Private Community Care
There is an increasing market of private day centers and incipient services for care aides at home. However, since no regulatory framework or agency establish care standards, monitor, or evaluate the services which are in place, little information on their number and how they operate is known. There are some at-home personal assistance (not qualified medical care) services provided by private for profit companies. The range of services usually cover from basic personal company services (inside and outside the home), support with activities of daily living such as feeding (but not cooking), bathing, basic nursing activities and physical therapy or rehabilitation. While these services are being offered in Mexico’s largest cities, the costs are very high and only accessible to a very small percentage of those who can benefit from them (López-Ortega & Aranco, 2019). On the other hand, the lack of regulation and standards to overlook these services generates a wide variety with respect to the quality of services provided (including the training and skills of hired personnel), from highly standardised and monitored U.S. franchises operating in Mexico, to agencies/individuals that gather a group of “carers” and act as placement services. While the former use highly professional advertising campaigns, services with the latter are usually known from word of mouth.
Services provided in day centers are usually focused on independent and highly functional individuals. These are mostly social and recreational centers which aim at maintaining the independence and participation of the elderly, mainly providing occupational therapies, crafts, health promotion and information, training in information and communication technologies (ICTs), physical activation, and, in some occasions, general medical and dentist consultations. That is, they focus primarily on functional people and, for the most part, do not consider dependency care as care strategy or model them (López-Ortega & Gutiérrez-Robledo, 2015). Except for around 15 day-centers for people with dementia in the country, no other day care services are in place for older adults (or any other age groups) with disabilities or care dependent.
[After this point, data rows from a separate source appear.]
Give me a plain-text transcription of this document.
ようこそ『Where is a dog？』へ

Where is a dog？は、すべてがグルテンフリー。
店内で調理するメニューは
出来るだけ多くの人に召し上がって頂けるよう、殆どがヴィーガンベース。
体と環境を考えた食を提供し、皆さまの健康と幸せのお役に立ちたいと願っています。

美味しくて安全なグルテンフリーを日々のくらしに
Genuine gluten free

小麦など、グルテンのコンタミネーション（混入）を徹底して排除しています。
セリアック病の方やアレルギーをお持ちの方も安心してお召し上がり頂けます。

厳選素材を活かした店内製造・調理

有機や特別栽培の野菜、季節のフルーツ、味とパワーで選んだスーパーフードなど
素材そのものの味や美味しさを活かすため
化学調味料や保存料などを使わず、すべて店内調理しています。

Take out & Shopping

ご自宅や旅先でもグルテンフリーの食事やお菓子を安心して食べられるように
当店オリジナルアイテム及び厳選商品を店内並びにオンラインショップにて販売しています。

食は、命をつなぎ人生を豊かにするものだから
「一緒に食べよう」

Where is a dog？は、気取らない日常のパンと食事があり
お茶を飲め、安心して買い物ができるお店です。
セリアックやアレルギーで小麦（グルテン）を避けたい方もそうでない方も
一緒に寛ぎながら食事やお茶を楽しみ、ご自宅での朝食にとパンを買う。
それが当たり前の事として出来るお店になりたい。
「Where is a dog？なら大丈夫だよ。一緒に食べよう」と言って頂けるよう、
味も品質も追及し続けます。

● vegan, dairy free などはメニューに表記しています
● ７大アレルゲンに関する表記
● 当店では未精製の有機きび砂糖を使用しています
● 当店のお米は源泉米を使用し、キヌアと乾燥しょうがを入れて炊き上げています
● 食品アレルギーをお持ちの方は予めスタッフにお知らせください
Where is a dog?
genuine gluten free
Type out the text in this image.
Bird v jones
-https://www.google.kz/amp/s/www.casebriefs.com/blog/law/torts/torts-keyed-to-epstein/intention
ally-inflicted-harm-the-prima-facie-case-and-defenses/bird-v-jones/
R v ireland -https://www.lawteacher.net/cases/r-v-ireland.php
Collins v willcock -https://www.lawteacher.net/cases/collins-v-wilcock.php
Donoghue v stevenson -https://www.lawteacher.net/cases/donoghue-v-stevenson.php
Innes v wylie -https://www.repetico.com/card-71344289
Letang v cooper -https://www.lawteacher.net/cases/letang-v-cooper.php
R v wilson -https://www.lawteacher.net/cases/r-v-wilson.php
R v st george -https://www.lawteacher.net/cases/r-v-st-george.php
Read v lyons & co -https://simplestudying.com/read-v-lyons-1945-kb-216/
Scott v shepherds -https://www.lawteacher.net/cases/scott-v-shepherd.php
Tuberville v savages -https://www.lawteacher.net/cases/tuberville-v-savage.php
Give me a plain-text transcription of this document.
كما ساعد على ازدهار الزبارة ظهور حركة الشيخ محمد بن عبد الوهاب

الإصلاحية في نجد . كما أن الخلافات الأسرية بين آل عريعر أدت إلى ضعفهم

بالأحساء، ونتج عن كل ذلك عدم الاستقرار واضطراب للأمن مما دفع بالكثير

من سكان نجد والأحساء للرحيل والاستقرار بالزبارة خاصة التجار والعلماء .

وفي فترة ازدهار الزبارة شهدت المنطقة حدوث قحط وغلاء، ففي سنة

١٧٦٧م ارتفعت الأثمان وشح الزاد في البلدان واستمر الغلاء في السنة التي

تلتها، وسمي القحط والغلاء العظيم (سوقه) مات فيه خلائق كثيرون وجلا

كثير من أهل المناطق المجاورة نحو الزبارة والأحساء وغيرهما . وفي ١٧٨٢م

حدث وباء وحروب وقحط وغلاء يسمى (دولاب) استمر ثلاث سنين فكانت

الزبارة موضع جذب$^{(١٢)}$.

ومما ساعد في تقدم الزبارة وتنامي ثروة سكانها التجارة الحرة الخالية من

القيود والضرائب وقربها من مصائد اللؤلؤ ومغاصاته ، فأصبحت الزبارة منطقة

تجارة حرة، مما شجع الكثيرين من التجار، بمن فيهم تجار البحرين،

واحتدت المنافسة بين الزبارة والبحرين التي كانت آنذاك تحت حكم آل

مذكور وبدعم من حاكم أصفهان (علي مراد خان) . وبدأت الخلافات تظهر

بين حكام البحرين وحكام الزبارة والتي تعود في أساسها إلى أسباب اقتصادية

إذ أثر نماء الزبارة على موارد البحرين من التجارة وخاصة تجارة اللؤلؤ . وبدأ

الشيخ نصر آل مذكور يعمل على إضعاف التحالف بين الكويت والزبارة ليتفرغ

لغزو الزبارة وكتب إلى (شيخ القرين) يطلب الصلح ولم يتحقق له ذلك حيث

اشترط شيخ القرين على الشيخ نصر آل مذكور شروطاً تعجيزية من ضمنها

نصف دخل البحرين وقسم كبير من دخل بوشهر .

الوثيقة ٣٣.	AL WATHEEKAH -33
Finally, while it is common practice for domestic workers (by the day and live-in), to provide care on a needs-basis (infants, young children, older adults, people with disabilities), no information is publicly available on how many and how much of their time is dedicated to care for each of these population groups.
 The objective of CAAS was to collect information on the conditions and services offered by public, social and private establishments that house vulnerable populations, along with their characteristics and those of the people who work in these centres (INEGI 2015). It focuses on all types of social assistance institutions, such as care homes and residences for the elderly, but also others as rehabilitation (drug & alcohol) centres, homes for orphans, etc.
INEGI. (2015a). Censo de Alojamientos de Asistencia Social. https://www.inegi.org.mx/programas/caas/2015/
INEGI. (n.d.-b). Directorio Estadístico Nacional de Unidades Económicas. DENUE. Retrieved March 16, 2020, from https://www.inegi.org.mx/app/mapa/denue/
López-Ortega, M., & Aranco N. (2019). Envejecimiento y atención a la dependencia en México. Nota técnica del BID. https://publications.iadb.org/publications/spanish/document/Envejecimiento_y_atención_a_la_dependencia_en_México_es.pdf
López-Ortega, M., & Gutiérrez-Robledo, L. M. (2015). Percepciones y valores en torno a los cuidados de las personas adultas mayores. In L. Gutiérrez Robledo & L. Giraldo (Eds.), Realidades y expectativas frente a la nueva vejez. Encuesta Nacional de Envejecimiento. (pp. 113–133). Instituto de Investigaciones Jurídicas, Universidad Nacional Autónoma de México.